In the context of these global political developments, rethinking a wide range of questions about democratic institutions is an urgent task. This is as important for the future of those countries embarking on the transition to democracy as it is for those countries with established democratic institutions. In particular it is important to rethink the problem of the institutional forms through which democratic ideals are actualized. As the tasks of the state become more complex and the size of polities larger, the institutional forms of liberal democracy developed in the 19th century seem increasingly ill-suited for the novel problems we face in the 21st century. "Democracy" as a way of organizing the state has come to be narrowly identified with territorially-based competitive elections of political leadership for legislative and executive offices. Yet, increasingly, this mechanism of political representation seems ineffective in accomplishing the central ideals of democratic politics: active political involvement of the citizenry, forging political consensus through dialogue, participation, responsiveness to changing needs and effective forms of state policies.

Perhaps this erosion of democratic vitality is an inevitable result of complexity and size. Perhaps the most we can hope for is to have some kind of limited popular constraint on the activities of government through regular, weakly competitive elections. Perhaps the era of the "affirmative democratic state" — the state which plays a creative and active role in solving problems in response to popular demands — is over, and a retreat to privatism and political passivity is unavoidable. But perhaps the problem has more to do with the specific design of our political institutions than with the tasks they face as such.
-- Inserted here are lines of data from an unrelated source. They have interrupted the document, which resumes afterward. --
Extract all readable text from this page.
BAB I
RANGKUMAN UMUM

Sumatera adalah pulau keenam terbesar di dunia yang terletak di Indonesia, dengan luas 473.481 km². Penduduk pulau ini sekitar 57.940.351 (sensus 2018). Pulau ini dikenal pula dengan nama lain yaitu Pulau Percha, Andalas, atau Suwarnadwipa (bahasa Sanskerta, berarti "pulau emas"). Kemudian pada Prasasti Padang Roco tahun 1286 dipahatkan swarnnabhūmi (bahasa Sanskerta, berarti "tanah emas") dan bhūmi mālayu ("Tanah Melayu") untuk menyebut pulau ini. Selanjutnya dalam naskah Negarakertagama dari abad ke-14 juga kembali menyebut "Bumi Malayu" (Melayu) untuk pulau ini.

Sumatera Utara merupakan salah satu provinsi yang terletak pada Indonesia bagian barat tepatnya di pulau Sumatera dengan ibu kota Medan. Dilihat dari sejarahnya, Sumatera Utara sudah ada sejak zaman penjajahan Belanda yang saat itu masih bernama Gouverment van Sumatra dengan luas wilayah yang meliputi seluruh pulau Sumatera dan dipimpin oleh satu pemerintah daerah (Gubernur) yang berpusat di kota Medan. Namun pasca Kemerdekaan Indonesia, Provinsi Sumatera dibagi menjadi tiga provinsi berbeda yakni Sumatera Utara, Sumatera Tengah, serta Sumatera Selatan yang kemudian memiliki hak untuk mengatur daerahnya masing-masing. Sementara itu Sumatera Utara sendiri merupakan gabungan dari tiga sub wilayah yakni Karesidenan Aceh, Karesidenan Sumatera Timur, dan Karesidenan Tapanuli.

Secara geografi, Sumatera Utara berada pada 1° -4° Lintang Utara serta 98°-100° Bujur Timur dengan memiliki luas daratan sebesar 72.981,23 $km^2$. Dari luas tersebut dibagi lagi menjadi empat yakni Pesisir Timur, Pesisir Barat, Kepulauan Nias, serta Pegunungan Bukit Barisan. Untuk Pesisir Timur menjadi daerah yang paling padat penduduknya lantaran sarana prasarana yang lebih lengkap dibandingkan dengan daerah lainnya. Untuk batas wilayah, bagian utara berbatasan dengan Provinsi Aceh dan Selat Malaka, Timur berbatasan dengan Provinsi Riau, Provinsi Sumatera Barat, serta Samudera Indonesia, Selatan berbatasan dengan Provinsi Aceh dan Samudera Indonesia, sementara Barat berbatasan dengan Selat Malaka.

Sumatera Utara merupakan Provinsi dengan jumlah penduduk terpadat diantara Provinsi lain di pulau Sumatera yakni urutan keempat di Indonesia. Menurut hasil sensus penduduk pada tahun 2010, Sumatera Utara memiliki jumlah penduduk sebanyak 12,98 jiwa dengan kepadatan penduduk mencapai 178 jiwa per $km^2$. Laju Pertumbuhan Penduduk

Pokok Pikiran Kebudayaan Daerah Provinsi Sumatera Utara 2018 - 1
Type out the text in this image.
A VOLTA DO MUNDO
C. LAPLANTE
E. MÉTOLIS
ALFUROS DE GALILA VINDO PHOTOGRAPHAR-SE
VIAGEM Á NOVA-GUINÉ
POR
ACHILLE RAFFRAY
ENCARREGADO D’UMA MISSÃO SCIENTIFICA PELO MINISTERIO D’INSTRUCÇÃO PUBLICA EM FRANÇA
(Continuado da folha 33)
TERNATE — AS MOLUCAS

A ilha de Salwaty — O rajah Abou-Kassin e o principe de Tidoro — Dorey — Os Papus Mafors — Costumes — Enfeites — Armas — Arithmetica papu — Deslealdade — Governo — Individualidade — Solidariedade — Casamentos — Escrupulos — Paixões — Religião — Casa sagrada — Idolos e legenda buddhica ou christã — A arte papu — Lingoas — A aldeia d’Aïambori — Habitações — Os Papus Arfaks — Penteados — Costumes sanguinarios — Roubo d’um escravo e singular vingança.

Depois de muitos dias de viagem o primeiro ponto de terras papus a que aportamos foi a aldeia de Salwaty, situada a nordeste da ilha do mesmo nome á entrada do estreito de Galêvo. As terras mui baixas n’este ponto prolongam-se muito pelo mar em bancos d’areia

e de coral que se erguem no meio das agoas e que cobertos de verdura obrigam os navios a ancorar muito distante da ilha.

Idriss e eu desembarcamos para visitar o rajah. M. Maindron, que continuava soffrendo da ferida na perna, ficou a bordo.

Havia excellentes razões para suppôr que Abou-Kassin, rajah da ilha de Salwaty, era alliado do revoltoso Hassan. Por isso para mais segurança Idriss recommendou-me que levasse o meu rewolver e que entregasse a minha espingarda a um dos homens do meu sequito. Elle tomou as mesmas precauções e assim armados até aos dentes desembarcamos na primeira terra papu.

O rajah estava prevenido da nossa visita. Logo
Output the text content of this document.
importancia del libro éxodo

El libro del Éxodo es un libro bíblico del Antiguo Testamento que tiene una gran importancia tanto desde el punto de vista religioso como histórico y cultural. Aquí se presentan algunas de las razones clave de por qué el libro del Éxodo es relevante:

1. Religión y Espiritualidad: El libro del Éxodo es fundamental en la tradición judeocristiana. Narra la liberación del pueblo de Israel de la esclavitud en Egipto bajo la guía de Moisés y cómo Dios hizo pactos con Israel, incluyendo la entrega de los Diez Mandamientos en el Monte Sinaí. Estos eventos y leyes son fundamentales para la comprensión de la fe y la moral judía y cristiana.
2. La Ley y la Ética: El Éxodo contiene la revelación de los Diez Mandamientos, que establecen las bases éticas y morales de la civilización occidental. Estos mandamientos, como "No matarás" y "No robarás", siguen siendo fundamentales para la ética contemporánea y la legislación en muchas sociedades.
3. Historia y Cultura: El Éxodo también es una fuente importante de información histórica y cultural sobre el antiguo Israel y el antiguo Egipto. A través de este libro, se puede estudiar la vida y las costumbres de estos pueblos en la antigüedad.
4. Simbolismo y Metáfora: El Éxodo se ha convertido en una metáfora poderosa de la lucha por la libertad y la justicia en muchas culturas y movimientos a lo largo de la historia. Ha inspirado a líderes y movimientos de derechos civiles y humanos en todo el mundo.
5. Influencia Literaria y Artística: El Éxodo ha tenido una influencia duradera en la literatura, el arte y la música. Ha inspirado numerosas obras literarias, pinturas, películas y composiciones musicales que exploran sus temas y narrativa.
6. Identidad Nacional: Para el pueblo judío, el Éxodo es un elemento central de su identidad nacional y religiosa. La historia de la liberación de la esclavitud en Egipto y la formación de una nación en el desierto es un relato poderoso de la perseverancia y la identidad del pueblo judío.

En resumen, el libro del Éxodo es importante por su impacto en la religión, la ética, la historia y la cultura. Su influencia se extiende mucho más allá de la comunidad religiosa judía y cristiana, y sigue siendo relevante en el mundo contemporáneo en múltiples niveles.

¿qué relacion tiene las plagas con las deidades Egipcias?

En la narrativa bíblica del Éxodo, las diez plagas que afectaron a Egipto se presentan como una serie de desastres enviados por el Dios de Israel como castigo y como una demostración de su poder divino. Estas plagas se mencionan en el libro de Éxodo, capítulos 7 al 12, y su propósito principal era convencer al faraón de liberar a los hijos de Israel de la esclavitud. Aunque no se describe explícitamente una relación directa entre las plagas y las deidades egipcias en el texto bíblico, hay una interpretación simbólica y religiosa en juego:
This book revolves around a specific institutional proposal elaborated by Joshua Cohen and Joel Rogers for deepening and extending the democratic state. At its heart, the proposal involves invigorating secondary associations in ways which enable them to be, on the one hand, effective vehicles for the representation and formulation of the interests of citizens, and on the other hand, to be directly involved in implementation and execution of state policies. Secondary associations include such things as unions, works councils, neighborhood associations, parent-teacher organizations, environmental groups, women’s associations, and so on. They are characterized by, on the one hand, their organizational autonomy from the state, and on the other, by their role in politically representing and shaping the interests of individuals. The Cohen/Rogers proposal, then, is to enhance democracy by transforming the ways in which such associations mediate between citizens and states. This poses a range of difficult issues: enhancing the political role for such associations risks undermining their autonomy from the state and turning them into tools of social control rather than vehicles for democratic participation; secondary associations often illegitimately claim a monopoly of interest representation for specific constituencies and any formal role in democratic governance risks consolidating such monopolistic claims; the shift from a primary emphasis on territorial representation to functional representation risks strengthening tendencies towards particularistic identities, thus further fragmenting the polity. These, and many other issues, are discussed at length in this book.

The book begins with an extended presentation by Cohen and Rogers of this model of democratic governance. This is followed by a series of wide ranging commentaries on the essay by the participants in a workshop-conference held at the Havens Center for the Study of Social Structure and Social Change at the University of Wisconsin in January, 1992.